Figure 1: Experimental setup for the diffusion test in agarose filled tubes.

To validate that we can create a gradient of a small molecule along our agarose filled tube, we filled a tube (2 mm diameter, 7 cm long) with agarose and E. coli (see Figure 1). The E. coli cells were engineered to express an IPTG-inducible GFP. The cells were incubated at 37 °C overnight. One end of the tube was connected to a sample medium (1 ml) containing 10 mM IPTG solution.

Results

Fluorescence pictures of the tube (see Figure 2) showed a clear gradient of the fluorescence signal over approximately 5cm of the tube. After 5cm, the signal strength dropped under the background noise.

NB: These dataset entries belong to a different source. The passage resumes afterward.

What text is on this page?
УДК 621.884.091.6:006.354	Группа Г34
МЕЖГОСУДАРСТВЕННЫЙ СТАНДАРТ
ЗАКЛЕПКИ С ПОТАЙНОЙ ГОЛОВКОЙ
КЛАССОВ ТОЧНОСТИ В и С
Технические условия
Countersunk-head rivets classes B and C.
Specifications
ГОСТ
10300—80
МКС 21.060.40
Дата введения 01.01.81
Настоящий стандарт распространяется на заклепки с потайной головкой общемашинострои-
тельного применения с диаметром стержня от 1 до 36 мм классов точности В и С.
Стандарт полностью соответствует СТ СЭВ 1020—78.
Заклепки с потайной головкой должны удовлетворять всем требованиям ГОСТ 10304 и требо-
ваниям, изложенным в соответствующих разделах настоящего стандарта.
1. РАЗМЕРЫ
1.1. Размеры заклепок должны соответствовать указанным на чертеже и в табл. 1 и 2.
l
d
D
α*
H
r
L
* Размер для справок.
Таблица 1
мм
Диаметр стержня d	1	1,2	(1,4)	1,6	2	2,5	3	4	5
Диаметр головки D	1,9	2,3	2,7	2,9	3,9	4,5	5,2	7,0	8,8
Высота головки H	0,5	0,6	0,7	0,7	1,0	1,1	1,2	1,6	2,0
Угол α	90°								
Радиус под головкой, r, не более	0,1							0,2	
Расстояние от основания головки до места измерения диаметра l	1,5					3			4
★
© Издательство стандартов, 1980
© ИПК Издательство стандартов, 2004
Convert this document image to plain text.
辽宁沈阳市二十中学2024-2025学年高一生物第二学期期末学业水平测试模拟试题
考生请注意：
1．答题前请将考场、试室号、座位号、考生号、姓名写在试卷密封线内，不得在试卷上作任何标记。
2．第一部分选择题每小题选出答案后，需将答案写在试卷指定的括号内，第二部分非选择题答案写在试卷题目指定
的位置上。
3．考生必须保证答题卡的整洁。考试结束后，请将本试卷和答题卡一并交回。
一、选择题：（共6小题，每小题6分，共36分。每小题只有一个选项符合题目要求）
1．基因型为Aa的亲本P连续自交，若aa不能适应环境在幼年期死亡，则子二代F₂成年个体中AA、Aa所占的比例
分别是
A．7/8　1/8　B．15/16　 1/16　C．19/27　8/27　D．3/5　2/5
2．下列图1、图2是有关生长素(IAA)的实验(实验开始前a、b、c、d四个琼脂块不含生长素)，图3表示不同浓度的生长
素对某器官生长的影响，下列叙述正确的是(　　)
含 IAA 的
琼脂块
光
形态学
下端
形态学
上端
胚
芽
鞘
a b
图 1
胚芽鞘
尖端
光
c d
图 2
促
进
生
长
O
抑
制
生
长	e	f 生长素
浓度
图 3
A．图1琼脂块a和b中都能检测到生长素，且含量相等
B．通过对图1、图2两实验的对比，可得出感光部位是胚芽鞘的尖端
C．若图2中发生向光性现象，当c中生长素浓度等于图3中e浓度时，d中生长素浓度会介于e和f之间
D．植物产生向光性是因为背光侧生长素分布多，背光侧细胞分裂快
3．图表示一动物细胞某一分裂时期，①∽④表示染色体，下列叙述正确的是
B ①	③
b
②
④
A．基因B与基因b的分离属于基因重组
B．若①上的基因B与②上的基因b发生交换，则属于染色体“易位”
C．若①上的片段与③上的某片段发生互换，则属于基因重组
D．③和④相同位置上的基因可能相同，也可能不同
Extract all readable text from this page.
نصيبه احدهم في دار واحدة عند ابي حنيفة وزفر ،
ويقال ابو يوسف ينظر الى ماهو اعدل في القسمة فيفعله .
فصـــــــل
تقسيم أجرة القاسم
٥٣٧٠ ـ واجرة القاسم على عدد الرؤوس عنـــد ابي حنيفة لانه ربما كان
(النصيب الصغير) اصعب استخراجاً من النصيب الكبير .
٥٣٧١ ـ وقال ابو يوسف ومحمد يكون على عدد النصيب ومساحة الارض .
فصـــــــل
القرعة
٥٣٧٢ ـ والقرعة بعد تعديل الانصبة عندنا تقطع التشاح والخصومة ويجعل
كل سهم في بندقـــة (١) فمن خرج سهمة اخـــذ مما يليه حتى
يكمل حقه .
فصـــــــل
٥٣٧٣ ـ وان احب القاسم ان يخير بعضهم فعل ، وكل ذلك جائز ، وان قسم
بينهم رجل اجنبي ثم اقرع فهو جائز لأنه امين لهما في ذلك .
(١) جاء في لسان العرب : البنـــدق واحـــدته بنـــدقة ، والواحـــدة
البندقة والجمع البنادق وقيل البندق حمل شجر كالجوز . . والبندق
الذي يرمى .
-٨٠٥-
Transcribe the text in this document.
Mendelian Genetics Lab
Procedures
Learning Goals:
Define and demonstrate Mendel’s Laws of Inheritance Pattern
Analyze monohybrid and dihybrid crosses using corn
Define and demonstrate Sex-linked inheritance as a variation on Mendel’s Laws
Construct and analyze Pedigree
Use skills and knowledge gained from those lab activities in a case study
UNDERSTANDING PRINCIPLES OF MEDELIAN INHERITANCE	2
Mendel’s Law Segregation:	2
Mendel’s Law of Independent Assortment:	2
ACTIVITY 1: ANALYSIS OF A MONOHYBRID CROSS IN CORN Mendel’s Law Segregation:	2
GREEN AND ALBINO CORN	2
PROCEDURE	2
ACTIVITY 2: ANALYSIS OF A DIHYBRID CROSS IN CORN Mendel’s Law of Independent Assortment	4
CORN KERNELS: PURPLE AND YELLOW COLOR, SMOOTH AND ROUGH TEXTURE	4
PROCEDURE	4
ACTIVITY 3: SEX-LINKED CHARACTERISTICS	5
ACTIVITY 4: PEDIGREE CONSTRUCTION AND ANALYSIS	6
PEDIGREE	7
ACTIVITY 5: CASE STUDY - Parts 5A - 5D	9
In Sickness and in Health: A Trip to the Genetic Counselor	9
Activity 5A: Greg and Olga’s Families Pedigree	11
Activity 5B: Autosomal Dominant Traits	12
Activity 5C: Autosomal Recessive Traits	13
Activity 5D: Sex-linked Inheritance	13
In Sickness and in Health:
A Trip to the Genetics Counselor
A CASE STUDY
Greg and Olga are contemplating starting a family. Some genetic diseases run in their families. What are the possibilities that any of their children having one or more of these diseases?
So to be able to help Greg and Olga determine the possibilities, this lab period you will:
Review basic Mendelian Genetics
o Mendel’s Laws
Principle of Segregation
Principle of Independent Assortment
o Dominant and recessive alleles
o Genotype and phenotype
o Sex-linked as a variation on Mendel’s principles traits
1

Figure 2: GFP gradient in tube: E. coli with IPTG-inducable GFP were incubated in a tube (2 mm diameter, 7 cm long). GFP expression was assessed under the fluorescent microscope after overnight incubation, with a excitation wavelength of 480 nm and a emission wavelength of 510 nm. The 15 microscope photos were reassembled into one using [http://research.microsoft.com/en-us/um/redmond/groups/ivm/ICE/ the Microsoft Research Image Composite Editor].

Analysis

We quantified the fluorescence signal using a moving average of 80×80 pixel, which moved along the symmetry axis of the tube (see Figure 3).

The fluorescence distribution of the experimental results have a similar shape as the distributions predicted by the model (see modeling section). The difference in the experimental results compared to the simulations can be explained mainly due to the different diffusing molecule. The simulations where obtained for acetaldehyde, whereas the experiments were carried out with IPTG. We expect the different values of the diffusion as well as degradation constants of the two molecules two be the main reason for the differences in the experimentally obtained curve as compared to the theoretically obtained.


Figure 3: Quantification of the gradient in Figure 2: The light intensity of the IPTG-induced GFP signal was quantified by a 80×80 pixel moving average. The peak at around 1.2cm is due to an air bubble in the channel (see Figure 2).